Aan de Voorzitter van de Tweede Kamer der Staten-Generaal
Den Haag, 21 maart 2019
Uw Kamer heeft mij gevraagd om per brief te reageren op het artikel in het Dagblad
van het Noorden waarin gerefereerd wordt aan mijn brief aan uw Kamer van 22 januari
jl. (Kamerstuk 33 259, nr. 578). Als bijlage bij deze brief zijn de antwoorden op de vragen op ditzelfde artikel
van het lid Nijboer (PvdA) toegevoegd (Aanhangsel Handelingen II 2018/19, nr. 1975).
Ik vind het vervelend dat er verwarring is ontstaan over de opname en beoordeling
van 3000 woningen. Ik begrijp het misverstand hierover op basis van een passage in
mijn brief van 22 januari jl.
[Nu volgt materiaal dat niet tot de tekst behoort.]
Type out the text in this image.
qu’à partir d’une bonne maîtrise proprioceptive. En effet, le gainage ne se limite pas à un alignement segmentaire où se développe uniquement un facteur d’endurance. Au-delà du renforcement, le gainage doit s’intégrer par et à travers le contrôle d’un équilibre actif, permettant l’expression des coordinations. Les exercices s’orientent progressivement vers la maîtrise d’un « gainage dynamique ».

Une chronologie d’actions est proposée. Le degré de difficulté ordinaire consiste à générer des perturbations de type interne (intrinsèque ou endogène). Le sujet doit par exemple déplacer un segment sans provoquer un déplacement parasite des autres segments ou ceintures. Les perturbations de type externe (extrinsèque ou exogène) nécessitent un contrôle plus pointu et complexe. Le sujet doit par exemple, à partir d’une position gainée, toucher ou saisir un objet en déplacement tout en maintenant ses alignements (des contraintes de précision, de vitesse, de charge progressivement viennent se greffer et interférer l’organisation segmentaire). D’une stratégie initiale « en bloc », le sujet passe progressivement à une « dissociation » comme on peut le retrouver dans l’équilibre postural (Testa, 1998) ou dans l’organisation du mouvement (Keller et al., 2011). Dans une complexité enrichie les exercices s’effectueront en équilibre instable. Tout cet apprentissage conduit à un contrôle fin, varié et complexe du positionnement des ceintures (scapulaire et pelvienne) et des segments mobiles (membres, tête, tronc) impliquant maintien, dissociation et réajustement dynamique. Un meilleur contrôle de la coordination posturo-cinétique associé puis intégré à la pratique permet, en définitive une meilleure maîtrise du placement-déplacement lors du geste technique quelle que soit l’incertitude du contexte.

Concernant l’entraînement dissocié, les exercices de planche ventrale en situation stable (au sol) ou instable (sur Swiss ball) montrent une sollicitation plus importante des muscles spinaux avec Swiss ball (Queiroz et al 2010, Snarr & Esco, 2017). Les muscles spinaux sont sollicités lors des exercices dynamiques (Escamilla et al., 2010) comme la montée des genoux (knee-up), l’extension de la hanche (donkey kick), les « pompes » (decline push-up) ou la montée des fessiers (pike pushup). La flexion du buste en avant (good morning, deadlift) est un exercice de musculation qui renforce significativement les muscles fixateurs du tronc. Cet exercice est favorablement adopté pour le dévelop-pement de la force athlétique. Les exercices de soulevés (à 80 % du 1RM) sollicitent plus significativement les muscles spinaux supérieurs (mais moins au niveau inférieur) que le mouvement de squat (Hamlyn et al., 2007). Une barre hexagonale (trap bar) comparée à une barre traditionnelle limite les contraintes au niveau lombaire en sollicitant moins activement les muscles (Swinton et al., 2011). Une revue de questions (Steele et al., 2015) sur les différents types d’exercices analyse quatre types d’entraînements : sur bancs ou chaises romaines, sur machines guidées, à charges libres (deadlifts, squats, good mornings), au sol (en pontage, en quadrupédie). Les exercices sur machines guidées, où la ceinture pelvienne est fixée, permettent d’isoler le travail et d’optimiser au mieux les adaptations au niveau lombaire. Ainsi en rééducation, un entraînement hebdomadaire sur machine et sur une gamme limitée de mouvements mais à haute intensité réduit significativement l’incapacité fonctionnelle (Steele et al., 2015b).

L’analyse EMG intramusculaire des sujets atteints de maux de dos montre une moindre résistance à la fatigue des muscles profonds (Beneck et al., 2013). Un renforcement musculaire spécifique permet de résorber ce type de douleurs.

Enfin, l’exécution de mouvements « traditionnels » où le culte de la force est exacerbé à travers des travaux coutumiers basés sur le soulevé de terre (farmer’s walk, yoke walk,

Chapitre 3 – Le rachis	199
In de werkorder, die ik als bijlage bij deze brief heb
meegestuurd, staat de opdracht uitgebreider en volledig correct weergegeven.
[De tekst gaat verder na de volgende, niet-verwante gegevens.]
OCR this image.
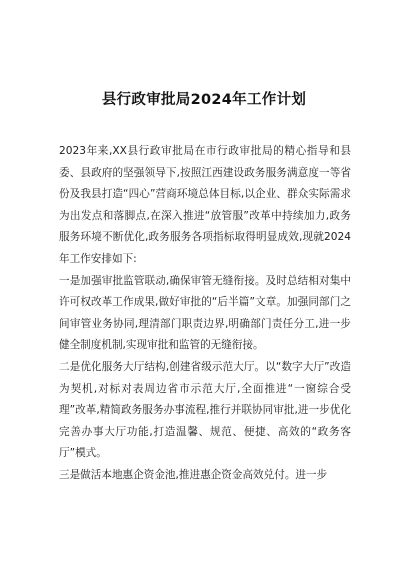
县行政审批局2024年工作计划

2023年来,XX县行政审批局在市行政审批局的精心指导和县委、县政府的坚强领导下,按照江西建设政务服务满意度一等省份及我县打造“四心”营商环境总体目标,以企业、群众实际需求为出发点和落脚点,在深入推进“放管服”改革中持续加力,政务服务环境不断优化,政务服务各项指标取得明显成效,现就2024年工作安排如下:

一是加强审批监管联动,确保审管无缝衔接。及时总结相对集中许可权改革工作成果,做好审批的“后半篇”文章。加强同部门之间审管业务协同,理清部门职责边界,明确部门责任分工,进一步健全制度机制,实现审批和监管的无缝衔接。

二是优化服务大厅结构,创建省级示范大厅。以“数字大厅”改造为契机,对标对表周边省市示范大厅,全面推进“一窗综合受理”改革,精简政务服务办事流程,推行并联协同审批,进一步优化完善办事大厅功能,打造温馨、规范、便捷、高效的“政务客厅”模式。

三是做活本地惠企资金池,推进惠企资金高效兑付。进一步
De werkorder die is afgegeven stelt de middelen beschikbaar voor het opnemen en beoordelen
van 3000 huizen in de nieuwe versterkingsaanpak. Het betreft hier 1.561 adressen die
op basis van de verwachtingswaarde («P50») volgens het Hazard and Risk-model (HRA)
niet aan de veiligheidsnorm voldoen en daarnaast 1.377 adressen waar een vergelijkbaar
risico wordt verondersteld.
Met de opdracht aan NCG en NAM zijn de middelen beschikbaar gekomen om te starten
met de opname en beoordeling van de woningen in de hoogste risicocategorie. De opnames
en beoordelingen worden hiermee op adresniveau ingepland, waarbij de prioritering
is bepaald door de gemeenten. Om tot uitvoering over te gaan is, naast het beschikbaar
stellen van voldoende middelen ook de capaciteit in de markt en de lokale planvorming
belangrijk. Hierop heeft het Rijk alleen indirect invloed.
In de afgelopen weken is concreet inzicht verkregen in de beschikbare capaciteit in
de markt voor het beoordelen. Tijdens het Bestuurlijk Overleg van 15 februari jl.
zijn over de inzet van de beschikbare capaciteit heldere afspraken gemaakt tussen
Rijk en regio, onderschreven door de maatschappelijk organisaties, die ik met uw Kamer heb gedeeld. Daarbij is door Rijk en
regio onderkend dat ongewenste wachttijd voor bewoners ontstaat, omdat de opnamecapaciteit
groter is dan de beoordelingscapaciteit.
Tijdens het Bestuurlijk Overleg op 11 maart jl. hebben alle partijen zich gecommitteerd
aan aanvullende afspraken waarmee we de capaciteit structureel en significant willen
vergroten. Hier heb ik uw Kamer vorige week over geïnformeerd (Kamerstuk 33 529, nr. 587).
In elke gemeente wordt al gestart met opnames en beoordelingen van de huizen in de
hoogste risicocategorie. In vier gemeenten (Appingedam, Delfzijl, Loppersum en Oldambt)
gebeurt dit op basis van een plan met een voorlopige goedkeuring van Staatstoezicht
op de Mijnen (SodM). Ik verwacht dat ook voor de overige gemeenten het SodM op korte
termijn met een oordeel over het plan komt.